Gate News message, April 29 — US pharmaceutical company Eli Lilly announced on April 28 it signed a deal worth up to $2.25 billion with AI biotech startup Profluent to develop DNA-editing medicines. Lilly will receive exclusive rights to any medicines resulting from the partnership.
The companies did not disclose the upfront payment or specific disease targets. The collaboration centers on AI-designed proteins called recombinases, which can insert large DNA segments (kilobase-scale) at precise locations in a cell’s genome, potentially advancing beyond existing tools such as CRISPR/Cas9.

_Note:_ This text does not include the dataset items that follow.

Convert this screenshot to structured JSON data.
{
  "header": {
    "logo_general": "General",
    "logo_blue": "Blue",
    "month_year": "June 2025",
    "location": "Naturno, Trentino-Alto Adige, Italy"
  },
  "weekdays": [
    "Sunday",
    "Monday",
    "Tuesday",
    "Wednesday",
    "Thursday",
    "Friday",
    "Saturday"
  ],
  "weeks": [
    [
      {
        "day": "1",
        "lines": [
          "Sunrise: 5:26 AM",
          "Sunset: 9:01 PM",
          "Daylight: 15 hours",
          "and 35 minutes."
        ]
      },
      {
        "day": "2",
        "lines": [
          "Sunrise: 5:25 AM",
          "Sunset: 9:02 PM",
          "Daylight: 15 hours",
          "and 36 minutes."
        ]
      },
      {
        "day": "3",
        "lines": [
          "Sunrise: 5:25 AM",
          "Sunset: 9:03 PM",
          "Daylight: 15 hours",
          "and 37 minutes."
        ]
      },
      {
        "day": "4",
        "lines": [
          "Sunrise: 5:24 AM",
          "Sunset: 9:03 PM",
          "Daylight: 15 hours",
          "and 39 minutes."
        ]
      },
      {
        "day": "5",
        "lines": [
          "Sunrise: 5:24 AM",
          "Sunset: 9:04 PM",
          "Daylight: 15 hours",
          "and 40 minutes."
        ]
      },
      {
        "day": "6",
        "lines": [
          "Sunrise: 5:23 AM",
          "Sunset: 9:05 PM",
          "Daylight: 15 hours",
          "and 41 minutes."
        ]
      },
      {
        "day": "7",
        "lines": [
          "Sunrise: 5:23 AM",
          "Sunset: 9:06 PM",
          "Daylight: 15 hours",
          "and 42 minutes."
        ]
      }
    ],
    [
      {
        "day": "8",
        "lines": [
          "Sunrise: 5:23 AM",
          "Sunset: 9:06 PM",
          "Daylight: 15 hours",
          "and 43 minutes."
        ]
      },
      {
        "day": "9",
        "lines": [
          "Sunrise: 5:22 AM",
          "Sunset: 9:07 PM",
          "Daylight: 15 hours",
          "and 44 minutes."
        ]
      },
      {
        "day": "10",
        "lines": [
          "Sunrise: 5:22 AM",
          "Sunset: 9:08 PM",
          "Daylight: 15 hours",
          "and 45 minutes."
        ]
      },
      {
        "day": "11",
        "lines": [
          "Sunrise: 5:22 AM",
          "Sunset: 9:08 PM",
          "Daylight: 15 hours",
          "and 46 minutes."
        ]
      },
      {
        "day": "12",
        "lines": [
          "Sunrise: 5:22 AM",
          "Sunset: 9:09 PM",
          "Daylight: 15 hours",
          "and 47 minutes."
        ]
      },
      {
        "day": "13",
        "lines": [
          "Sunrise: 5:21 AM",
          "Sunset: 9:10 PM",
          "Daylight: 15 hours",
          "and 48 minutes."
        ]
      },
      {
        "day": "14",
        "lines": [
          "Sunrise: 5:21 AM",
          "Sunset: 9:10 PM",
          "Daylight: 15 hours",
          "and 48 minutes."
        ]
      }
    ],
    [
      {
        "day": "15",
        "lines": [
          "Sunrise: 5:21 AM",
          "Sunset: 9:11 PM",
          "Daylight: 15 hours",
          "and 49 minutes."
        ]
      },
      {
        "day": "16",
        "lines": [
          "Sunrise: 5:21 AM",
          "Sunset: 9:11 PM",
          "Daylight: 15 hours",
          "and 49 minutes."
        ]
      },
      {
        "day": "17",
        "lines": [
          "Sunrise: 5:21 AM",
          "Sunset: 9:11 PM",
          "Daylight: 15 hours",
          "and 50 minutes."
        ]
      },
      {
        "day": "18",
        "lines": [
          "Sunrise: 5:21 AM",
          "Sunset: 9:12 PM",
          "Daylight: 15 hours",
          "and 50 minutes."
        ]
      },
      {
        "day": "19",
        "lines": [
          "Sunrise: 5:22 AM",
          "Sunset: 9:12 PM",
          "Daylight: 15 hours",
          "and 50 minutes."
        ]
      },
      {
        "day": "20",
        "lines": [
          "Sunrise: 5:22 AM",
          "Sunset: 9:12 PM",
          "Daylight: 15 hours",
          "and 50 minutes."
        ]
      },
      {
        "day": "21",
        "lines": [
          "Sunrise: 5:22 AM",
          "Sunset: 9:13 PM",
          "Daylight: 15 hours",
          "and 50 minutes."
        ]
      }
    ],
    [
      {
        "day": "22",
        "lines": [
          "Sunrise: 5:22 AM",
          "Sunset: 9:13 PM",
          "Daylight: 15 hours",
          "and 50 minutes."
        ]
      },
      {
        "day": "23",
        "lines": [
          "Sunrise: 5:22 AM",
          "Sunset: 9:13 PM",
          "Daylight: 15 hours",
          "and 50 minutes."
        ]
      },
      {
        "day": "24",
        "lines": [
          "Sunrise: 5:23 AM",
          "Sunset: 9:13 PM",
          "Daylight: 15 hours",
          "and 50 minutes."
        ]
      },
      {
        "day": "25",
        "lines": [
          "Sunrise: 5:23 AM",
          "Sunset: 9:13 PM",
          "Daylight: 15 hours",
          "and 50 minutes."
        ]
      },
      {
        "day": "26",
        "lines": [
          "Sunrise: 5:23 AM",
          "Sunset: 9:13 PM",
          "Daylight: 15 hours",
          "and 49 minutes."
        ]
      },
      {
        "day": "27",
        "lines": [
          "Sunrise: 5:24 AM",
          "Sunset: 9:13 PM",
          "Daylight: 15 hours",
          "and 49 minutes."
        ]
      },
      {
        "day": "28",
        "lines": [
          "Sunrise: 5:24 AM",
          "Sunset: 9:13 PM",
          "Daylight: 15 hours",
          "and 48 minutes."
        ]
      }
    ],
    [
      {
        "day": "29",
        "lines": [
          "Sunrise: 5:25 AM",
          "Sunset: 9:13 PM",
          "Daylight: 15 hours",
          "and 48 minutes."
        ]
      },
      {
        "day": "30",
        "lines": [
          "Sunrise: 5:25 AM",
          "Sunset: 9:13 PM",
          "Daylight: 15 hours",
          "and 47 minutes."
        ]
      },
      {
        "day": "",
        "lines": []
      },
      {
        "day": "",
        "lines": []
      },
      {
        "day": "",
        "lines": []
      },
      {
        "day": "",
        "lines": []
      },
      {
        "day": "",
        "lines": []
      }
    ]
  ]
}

The agreement aligns with Lilly’s broader investment in AI-driven drug discovery, where no AI-designed medicine has yet received US regulatory approval, though numerous candidates are in clinical trials. In January, Lilly signed a separate $1.12 billion collaboration with Seamless Therapeutics to develop recombinase-based treatments for hearing loss.
Profluent is also expanding access to its technology through open-source channels. The startup released OpenCRISPR-1, described as the world’s first open-source, AI-generated gene editor available for licensed research and commercial use. In human cell tests, OpenCRISPR-1 achieved editing efficiency comparable to SpCas9, a widely used CRISPR enzyme, while reducing unintended edits elsewhere in the genome by 95%.